CAE do Senado vota projeto que prorroga desoneração da folha

CAE do Senado vota projeto que prorroga desoneração da folha

Publicado em 17 de outubro de 2023

Relator conclui parecer sem incluir a redução da alíquota de contribuição previdenciária para todas as prefeituras.

A Comissão de Assuntos Econômicos (CAE) do Senado deve iniciar nesta terça-feira a votação do projeto de lei (PL) que prorroga até 31 dezembro de 2027 a desoneração da folha de salários dos 17 setores empresariais que mais empregam no país.

O relator da proposta, senador Angelo Coronel (PSD-BA), concluiu o seu parecer sem a redução da alíquota de contribuição previdenciária para todas as prefeituras. “Vou manter o texto original do Senado”, disse Coronel.

De autoria do senador Efraim Filho (União-PB), o projeto de lei já passou uma vez pelo Senado e foi aprovado pela Câmara dos Deputados no fim de agosto com modificações. Por isso, retornou à Casa de origem.

 Coronel optou, no entanto, por rejeitar todas as alterações feitas pela Câmara. A Secretaria-Geral da Mesa Diretora do Senado entende que, neste caso, o texto pode seguir diretamente à sanção presidencial depois de passar pela CAE, sem ter de passar pelo plenário. Mas ainda é possível haver recurso em um prazo de 24 horas. “Não tem motivo para ir ao plenário”, disse Coronel.

Entre os setores que podem aderir a esse modelo tributário diferente estão as indústrias têxtil, de calçados, máquinas e equipamentos e proteína animal, construção civil e comunicação, que têm uso intensivo de mão de obra. A medida permite que as empresas paguem alíquota de 1% a 4,5% sobre a receita bruta, em vez de 20%.

O relator estendeu a medida a municípios com a população inferior a 142,6 mil habitantes. O trecho tem impacto estimado entre R$ 9 bilhões e R$ 11 bilhões. As cidades contempladas teriam a alíquota da contribuição previdenciária sobre a folha de salários reduzida de 20% para 8%.

“É uma simples prorrogação. Por isso tem que ser aprovado”

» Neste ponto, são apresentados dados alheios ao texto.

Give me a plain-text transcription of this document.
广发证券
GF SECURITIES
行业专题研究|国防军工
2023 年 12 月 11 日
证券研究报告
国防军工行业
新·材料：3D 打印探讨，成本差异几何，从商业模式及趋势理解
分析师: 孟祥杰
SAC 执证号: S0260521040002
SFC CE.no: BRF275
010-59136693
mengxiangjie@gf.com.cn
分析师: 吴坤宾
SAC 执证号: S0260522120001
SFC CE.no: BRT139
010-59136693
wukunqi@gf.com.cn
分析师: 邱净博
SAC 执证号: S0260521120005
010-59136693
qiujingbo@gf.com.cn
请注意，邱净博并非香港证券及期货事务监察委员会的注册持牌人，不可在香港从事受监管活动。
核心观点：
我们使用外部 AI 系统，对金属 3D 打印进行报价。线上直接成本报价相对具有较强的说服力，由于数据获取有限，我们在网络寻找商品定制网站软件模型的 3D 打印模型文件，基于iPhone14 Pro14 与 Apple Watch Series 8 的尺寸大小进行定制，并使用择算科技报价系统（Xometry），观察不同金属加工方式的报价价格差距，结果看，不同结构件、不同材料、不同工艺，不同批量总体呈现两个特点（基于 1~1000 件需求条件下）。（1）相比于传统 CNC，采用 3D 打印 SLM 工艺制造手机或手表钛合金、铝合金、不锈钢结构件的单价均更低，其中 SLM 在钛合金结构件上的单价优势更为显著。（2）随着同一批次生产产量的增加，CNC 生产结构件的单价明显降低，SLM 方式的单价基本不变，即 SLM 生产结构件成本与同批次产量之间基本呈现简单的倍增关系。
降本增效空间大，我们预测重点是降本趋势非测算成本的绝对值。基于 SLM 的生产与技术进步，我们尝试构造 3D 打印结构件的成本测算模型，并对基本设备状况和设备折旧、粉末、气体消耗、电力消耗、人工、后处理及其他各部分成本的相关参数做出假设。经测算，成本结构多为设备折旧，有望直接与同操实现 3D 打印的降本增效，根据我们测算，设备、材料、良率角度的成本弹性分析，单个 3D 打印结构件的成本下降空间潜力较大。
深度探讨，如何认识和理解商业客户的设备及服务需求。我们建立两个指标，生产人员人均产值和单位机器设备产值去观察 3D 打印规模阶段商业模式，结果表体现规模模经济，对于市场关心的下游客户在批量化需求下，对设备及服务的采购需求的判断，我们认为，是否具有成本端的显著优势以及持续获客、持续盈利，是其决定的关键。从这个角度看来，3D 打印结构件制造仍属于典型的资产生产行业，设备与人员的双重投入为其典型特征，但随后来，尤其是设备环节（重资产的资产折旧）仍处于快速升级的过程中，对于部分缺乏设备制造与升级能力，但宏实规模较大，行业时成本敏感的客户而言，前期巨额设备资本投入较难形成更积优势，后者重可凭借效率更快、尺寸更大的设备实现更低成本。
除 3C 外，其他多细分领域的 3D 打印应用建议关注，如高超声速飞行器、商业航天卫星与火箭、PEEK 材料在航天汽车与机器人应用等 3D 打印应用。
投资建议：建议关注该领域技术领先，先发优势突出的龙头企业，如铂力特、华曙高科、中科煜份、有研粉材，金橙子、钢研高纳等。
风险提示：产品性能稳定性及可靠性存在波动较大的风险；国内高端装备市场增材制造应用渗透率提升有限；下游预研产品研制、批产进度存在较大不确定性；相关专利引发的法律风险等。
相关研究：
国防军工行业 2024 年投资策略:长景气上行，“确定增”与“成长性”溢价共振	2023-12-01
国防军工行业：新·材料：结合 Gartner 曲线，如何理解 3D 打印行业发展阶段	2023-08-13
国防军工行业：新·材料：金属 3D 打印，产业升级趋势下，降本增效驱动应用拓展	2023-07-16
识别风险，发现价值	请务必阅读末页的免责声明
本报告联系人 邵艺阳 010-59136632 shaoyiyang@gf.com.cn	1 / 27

 Durante a tramitação da Câmara, deputados incluíram alterações para que o tratamento concedido a parte dos municípios fosse estendido para todas as cidades, de forma escalonada. Além disso, eles aprovaram a ampliação da desoneração das empresas de transporte rodoviário coletivo de passageiros municipal, intermunicipal, interestadual e internacional. Elas pagam alíquota de 2% sobre a receita bruta e passariam a ser tributadas em 1%.

O líder do governo no Congresso, senador Randolfe Rodrigues (Sem partido-AP), reconhece a possibilidade de o texto não ir ao plenário caso a CAE aprove o parecer pela rejeição do texto da Câmara, mas defende a exclusão definitiva dos municípios.

“É uma possibilidade [retomar o texto do Senado]. O que pega para o governo é a questão dos municípios porque os mesmos serão compensados [por perdas de arrecadação]”, disse Randolfe.

A versão do Senado conta com apoio de parlamentares de diversos partidos, inclusive oposicionistas. Líder do PL no Senado, Carlos Portinho (RJ) afirmou preferir o texto original. Ele ponderou, entretanto, que quer “sentir a repercussão e pressão dos municípios”.

Já o líder do PSDB, Izalci Lucas (DF), disse que o projeto terá facilidade porque trata de uma prorrogação. “É uma prorrogação, simplesmente. Por isso tem que ser aprovado. Não vejo dificuldades. Vamos votar o texto”, declarou Izalci Lucas. Existe a possibilidade de um pedido de vista adiar a votação, o que ainda está discussão.